Transparency is a tool of empowerment for people at all stages of their careers.

History@Work: You organized a conference known as #DismantlePresrvation. What was the objective of this event? Tell us more about how it developed and how it turned out.

Sarah Marsom: I chose to invest in the future of the preservation field by conceptualizing and producing #DismantlePreservation for several reasons. Over the past few years, I’ve had the privilege of attending a wide variety of preservation conferences. Every conference provided insight into what the preservation movement and practice has done in the past, what is currently happening, and what preservationists are working toward. People are discussing designations, tax credits, public art, and hands-on trades. They were also having conversations about shifting these existing tools (which were some of my favorite sessions from the past few years, for example, 2018 and  2019). Combining these experiences with my work as a moderator for the Historic Preservation Professionals Facebook group, I saw a number of topics that people expressed an interest in learning more about, such as how to calculate a value for work, if unions are beneficial, and navigating burn out. But these were not conversations that either were being had or were being superficially treated at conferences.

As the historic preservation field continues to reflect on how to work more effectively toward a diverse, equitable, inclusive, and accessible movement, it is imperative that we uplift and amplify BIPOC voices in the field in addition to assessing the work being done (who is doing it, what is being done, etc.).

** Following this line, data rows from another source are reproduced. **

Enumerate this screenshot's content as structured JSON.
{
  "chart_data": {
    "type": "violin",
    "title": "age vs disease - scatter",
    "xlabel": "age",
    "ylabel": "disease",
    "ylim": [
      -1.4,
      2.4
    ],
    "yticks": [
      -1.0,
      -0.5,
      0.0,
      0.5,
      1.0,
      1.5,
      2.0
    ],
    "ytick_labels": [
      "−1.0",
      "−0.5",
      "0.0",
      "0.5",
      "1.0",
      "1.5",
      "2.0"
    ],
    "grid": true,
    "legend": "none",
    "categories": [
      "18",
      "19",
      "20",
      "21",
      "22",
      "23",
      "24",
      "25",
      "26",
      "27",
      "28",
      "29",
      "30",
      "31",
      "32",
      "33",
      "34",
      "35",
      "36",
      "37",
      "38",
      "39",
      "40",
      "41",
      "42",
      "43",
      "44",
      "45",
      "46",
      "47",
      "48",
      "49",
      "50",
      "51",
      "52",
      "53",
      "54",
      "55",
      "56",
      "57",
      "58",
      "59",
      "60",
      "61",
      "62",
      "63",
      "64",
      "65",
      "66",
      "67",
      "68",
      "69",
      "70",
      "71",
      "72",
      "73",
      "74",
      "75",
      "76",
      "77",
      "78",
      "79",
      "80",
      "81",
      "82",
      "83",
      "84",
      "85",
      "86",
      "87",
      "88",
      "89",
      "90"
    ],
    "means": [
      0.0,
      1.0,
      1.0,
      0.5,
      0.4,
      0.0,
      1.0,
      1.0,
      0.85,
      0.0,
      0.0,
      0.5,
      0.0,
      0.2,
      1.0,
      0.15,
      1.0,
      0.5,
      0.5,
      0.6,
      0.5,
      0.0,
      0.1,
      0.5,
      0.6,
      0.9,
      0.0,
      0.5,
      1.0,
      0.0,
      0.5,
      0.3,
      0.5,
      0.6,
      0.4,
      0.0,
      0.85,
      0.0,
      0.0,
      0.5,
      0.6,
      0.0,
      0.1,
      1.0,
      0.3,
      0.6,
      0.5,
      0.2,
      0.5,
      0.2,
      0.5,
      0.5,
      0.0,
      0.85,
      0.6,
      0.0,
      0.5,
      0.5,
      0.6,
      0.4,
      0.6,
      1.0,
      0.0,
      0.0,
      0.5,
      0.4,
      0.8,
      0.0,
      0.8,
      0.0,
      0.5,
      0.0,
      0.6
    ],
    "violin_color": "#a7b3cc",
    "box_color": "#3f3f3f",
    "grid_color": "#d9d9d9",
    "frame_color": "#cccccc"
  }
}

Since 2017, I’ve been happy to give out tiny conference scholarships to people with big dreams as a part of the Tiny Activist Project. With the shift toward virtual conferences in 2020, it did not feel like a conference scholarship would have as much of a benefit to the recipients this year due to more accessible registration price points. The 2020 Tiny Activist Project scholarship funds were diverted to support the Dismantle Preservation Unconference, providing speaker honorariums. These honorariums allowed me to support the work of people who are pushing preservation in new directions. This pivot also allowed my investment to have a positive impact on more than a handful of preservation practitioners; instead, it provided learning opportunities for more than 1,000 people live streaming and many more through the recordings. There were conversations on unions, mental health, navigating student loan debt, and more. As someone who knew little about unions, hearing from organizers who led a unionization effort at their museum was really helpful to understand how a union has value, what types of unions already exist in the preservation field (you may know a state historic preservation office employee who is a part of one), and how someone can collectively organize to create a recognized union at their workplace. This may not be the right strategy for every workplace, but there is immense value to understanding why there is a growing union movement in museums.

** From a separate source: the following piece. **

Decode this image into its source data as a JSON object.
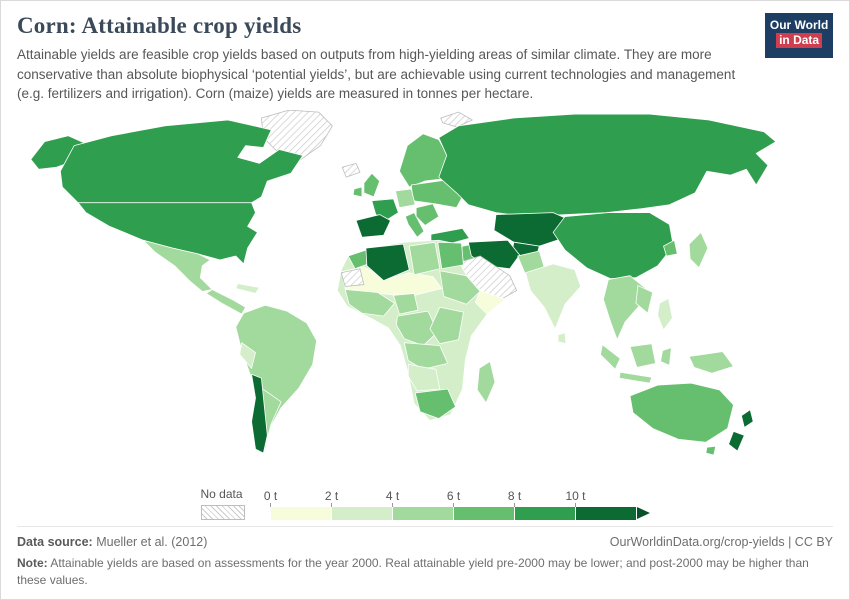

It was and continues to be my hope that this event (and all the conversations had during it) will empower preservationists to be advocates for themselves, the historic preservation movement, and the practice. The response to the event has shown that people want to have these conversations and that individuals and organizations need to make the space for them so that we can all learn and expand our preservation toolkits.

~Sarah Marsom is a heritage resource consultant working to empower the next generation of community advocates and increase the representation of lesser-known histories. Her work has been featured in Curbed, Traditional Building Magazine, and the National Parks Service’s LGBTQ America Theme Study, among other publications and podcasts.